Eğri Ayrım

Hayaller ve planlar arasında bariz bir fark vardır.

Kişi, hayali için bir malzeme olarak kullanacağı şeyi, sevdiği ya da sempati beslediği şeylerin arasından bilinçsizce ve özenle seçer; hemen ardından hayalini kurgulamaya koyulur.

Bir şeyi arzuladığımız haliyle yeniden canlandırmak, hislerimizi uyandırır ve bu işlemin sonucunda hayalin hazzından bir tat alırız. O an, otomatik bir şekilde kurguladığımız hayalimizin, tam da istediğimiz kusursuzlukta gerçekleştiğini varsayar ve şimdi elimizde olan bu veriyi besler ya da ondan besleniriz.

Ancak planlamak daha zorlu ve bir nevi yıkıcıdır. İnsan, planını yapılandırırken, gözünün önünde duran tüm riskleri, tüm olumsuz koşulları, engelleri ve soyut hendekleri işin içerisine bilerek ve isteyerek dahil eder. Böylelikle de bu ihtimaller ordusu ile savaşmaya başlar ve bu savaş, başlamadan kaybedilecek türden, çetin bir savaştır. Hiçbir kılıç düşmanın etini yarmaz ve kuşanılan hiçbir zırh, alınan darbeleri engelleyecek kadar güçlü değildir.

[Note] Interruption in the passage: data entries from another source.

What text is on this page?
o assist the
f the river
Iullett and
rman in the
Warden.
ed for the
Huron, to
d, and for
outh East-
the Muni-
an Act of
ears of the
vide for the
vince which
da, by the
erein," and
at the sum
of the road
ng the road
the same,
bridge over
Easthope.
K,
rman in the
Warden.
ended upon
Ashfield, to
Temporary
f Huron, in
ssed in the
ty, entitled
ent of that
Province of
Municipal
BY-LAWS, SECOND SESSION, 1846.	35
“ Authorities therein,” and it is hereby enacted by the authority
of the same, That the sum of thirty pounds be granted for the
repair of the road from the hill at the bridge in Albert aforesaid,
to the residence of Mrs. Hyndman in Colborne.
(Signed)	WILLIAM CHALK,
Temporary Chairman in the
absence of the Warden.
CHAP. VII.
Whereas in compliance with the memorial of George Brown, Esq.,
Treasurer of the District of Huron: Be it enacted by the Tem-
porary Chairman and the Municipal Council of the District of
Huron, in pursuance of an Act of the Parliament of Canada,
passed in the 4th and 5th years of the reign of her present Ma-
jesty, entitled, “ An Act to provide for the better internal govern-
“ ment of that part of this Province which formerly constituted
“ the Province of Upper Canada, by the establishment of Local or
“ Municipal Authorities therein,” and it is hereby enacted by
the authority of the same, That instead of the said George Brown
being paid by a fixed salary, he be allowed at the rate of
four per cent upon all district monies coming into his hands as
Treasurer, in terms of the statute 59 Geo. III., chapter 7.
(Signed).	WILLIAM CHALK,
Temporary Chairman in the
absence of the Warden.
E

Böylesi bir savaşın sonunda, kişi kendini ihtimal ve gerçeklerle iç içe geçmiş şekilde, kanlar içerisinde yatarken bulur. Bu savaşın yetim bıraktığı iki küçük kardeş vardır: katledilmiş, parlak bir umut ve bozuk bir gerçeklik algısı. Doğurduğu ise bir kız vardır: bütünüyle hak edilmiş zafer.